The Ambassador of Bosnia and Herzegovina to the Federal Republic of Germany, Damir Arnaut, responded to what he said were intensified attacks by HDZ officials and the media, which took on racist connotations, regarding his reaction to the travel of state representative Darijana Filipović on behalf of Bosnia and Herzegovina, with a passport of the Republic of Croatia. We are reporting his reaction in full.
“The Law on Travel Documents of BiH prohibits BiH citizens from crossing the border of BiH with passports of another country, with fines of 100 to 400 KM,” Arnaut reminds, adding: “Despite this explicit provision adopted by the state parliament, the representative in that same parliament, Darijana Filipović, indicated to the services of that parliament that she would travel to the session of the Parliamentary Assembly of the Council of Europe, as a representative of Bosnia and Herzegovina, with a passport of the Republic of Croatia. These services, ignoring clear legal provisions, informed the Ministry of Foreign Affairs of BiH and the Border Police of BiH about this. The Ministry of Foreign Affairs of BiH, ignoring the law, forwarded this to the Embassy of BiH in Berlin.”
“When I officially warned about this, a coordinated barrage of HDZ officials and portals followed, which was also directed at my family, using racist allegations in the best tradition of the founder of the party’s parent company, who once claimed that he was happy because his “wife is neither Serb nor Jewish”. Like insinuations about my wife’s ‘cultural context’ or the claim that our children ‘go to mass on Sundays.’ They don’t! These are children from a mixed marriage, who therefore do not have the right to run for members of the Presidency of BiH, unlike Dragan Čović, who has that right, but is afraid to run unless it is written in the BiH Election Law that he will be elected,” says Arnaut.
Ambassador Arnaut recalls that this legal provision began to be intensively implemented during the pandemic, when restrictions were introduced on the entry of foreign citizens into Bosnia and Herzegovina and entry with a BiH ID card. “Numerous of our people who have dual citizenship showed up at border crossings with foreign passports, along with other evidence of BiH citizenship. Our border police officers let them enter the homeland with this evidence, but they also regularly issued them misdemeanor warrants for using a foreign passport,” says Arnaut, illustrating this with numerous media articles from that period.
He adds that at the time, as a state parliamentarian, he asked the border police whether they were diligently applying this law to state officials, “specifically to the then Chief Prosecutor of BiH, now a blacklister, Gordana Tadić, whose crossing of the BiH border with a Croatian passport had been announced.
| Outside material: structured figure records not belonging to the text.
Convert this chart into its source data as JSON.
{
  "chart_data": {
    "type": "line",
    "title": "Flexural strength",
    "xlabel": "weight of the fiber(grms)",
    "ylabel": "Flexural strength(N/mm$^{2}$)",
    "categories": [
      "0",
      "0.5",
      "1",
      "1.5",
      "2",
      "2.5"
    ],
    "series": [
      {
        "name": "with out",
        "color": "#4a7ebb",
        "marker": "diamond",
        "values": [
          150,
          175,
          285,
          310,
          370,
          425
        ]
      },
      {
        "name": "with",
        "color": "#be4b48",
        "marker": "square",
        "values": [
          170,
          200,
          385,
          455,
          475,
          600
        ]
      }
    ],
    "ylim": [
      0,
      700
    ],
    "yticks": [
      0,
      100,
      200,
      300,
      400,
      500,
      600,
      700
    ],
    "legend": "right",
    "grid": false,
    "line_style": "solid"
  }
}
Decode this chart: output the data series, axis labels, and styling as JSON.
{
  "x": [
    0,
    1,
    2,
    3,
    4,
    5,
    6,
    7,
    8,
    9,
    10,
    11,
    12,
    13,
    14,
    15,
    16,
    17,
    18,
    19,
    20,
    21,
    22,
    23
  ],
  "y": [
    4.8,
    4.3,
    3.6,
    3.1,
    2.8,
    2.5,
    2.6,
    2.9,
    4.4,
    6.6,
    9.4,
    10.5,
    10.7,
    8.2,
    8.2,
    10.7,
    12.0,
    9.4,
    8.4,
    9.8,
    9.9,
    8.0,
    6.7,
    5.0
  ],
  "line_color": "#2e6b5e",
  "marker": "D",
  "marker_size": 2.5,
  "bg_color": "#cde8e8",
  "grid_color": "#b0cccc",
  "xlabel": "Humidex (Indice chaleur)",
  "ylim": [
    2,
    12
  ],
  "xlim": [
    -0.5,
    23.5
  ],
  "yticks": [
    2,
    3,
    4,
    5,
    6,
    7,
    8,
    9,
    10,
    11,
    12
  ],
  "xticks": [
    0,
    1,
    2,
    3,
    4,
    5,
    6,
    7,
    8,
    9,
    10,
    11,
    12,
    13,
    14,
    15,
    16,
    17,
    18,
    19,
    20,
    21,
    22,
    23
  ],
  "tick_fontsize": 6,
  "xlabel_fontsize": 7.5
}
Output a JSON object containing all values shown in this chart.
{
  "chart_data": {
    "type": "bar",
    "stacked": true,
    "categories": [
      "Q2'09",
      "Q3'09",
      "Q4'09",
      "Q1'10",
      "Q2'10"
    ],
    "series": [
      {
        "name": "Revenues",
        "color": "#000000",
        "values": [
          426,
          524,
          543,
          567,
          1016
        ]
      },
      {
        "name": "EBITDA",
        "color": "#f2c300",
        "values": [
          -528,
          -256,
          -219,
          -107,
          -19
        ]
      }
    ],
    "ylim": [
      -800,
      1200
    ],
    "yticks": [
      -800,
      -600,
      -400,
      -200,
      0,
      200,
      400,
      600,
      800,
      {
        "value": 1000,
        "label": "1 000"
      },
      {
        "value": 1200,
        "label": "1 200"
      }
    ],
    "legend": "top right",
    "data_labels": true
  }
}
The then director of the BiH Border Police, now a fugitive from the BiH judiciary, Zoran Galić, persistently evasively answered,” Arnaut emphasizes.
“This volley, therefore, was not suppressed because of the example in the attachment: a lady of Croatian nationality whose “daughter got married in Metković” and who received a misdemeanor order of 200 KM upon returning from the wedding. Especially it was not done because of a Bosniak from Sweden who was given the same fine. I fought for these people at the time, against Galić, Tadić and the rest of the HDZ machinery. This volley was suppressed because that machinery, today as then, believes that they are above the law. That the same rules do not apply to a state representative as to a lady who gets her daughter married,” says Arnaut and concludes:
“And while they believe that, and especially while the BiH MFA supports it by forwarding such letters, there is no hope that Borjana Krišto will respect the law and submit the appointment of Nebojša Vukanović. There is no hope that the BiH Border Police will stop other fugitives from the BiH judiciary in high positions. It is precisely because of the fear of the implementation of the law that the HDZ does not want Vukan as Minister of Security. Incidentally, Filipović himself gave the same warning before sent regarding the advisor to the Minister of Foreign Affairs who was announced on an official trip on behalf of Bosnia and Herzegovina with a Swedish passport. These are not national issues, but issues of the rule of law. Here are Vukan and I on one side, and the above on the other.”